Random

  • 🇨🇳 My Chinese name is 刘佳伟.
  • 🇩🇪 Ich kan Deutsch sprechen aber nur ein bischen.
  • I enjoy cooking, building PCs, CS2, anime, hiking, and boba tea 🧋.
  • 🌽 UIUC Beamer-style Google slides.

Quotes

“Simplicity is the prerequisite for reliability.” — Edsger W. Dijkstra

“Given enough eyeballs, all bugs are shallow.” — Linus’ law

Compute and random walking

At OpenAI, I prompt Codex to train agents and my work has been integrated to reasoning models from GPT-5.2 to 5.4.

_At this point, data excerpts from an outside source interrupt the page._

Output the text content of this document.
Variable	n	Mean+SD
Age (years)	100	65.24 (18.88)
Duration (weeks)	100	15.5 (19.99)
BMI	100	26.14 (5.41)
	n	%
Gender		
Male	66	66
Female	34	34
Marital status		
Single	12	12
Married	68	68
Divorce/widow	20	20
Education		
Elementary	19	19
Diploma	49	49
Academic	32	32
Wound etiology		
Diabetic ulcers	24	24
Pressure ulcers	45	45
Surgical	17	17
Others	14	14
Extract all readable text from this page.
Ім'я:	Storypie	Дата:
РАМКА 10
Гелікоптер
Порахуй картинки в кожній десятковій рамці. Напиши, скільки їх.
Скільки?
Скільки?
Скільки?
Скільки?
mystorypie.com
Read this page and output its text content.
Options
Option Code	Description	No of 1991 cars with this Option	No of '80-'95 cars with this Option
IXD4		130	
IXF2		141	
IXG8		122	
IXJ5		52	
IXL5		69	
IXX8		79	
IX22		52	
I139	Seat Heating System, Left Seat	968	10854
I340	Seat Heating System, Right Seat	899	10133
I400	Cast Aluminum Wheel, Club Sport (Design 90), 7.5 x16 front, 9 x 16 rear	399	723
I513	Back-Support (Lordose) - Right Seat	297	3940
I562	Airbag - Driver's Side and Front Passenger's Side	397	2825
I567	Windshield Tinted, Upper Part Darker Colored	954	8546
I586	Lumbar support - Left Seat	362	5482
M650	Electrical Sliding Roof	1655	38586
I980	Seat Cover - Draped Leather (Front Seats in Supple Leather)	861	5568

Before joining OpenAI, I spent four wonderful years at UIUC to pursue my PhD, advised by Lingming. I was mostly thinking about ideas in the space between machine learning and programming systems. A core theme of my work explores how to automate software engineering by automating testing, in sense of both finding bugs in complicated software and evaluating LLMs. During my PhD, I trained a bunch of coding models, built popular evaluators, and created SOTA programmatic fuzzers for AI systems. I also interned at AWS, Google, and OctoAI, where I studied code preference, improved TPU reliability, and built a pattern language for AI compilers. I also led the UIUC team to win the championship of Amazon Nova AI Challenge 2025.

Before that, I random-walked a ton of things during my undergrad at Tongji University. In my 1st year, I was into mathematical modeling that I made reference answers for our new textbook and won a national prize. I transfered to CS in my 2nd year, where I used to be a “language laywer” of modern C++ after getting mid-trained over cppreference. I co-led the robotic vision efforts in our prize-winning university team (SuperPower) in RoboMaster Robotics Competition, hosted by DJI. I finally seriously started my research journey with Jinyang on programmable video analytics and Luo on efficient 2D pose estimation. I also worked on model serving before it was cool at ByteDance AI Labs and GNNs at Alibaba DAMO Academy.

Before undergrad, I knew nothing about coding and only used computers to play video games.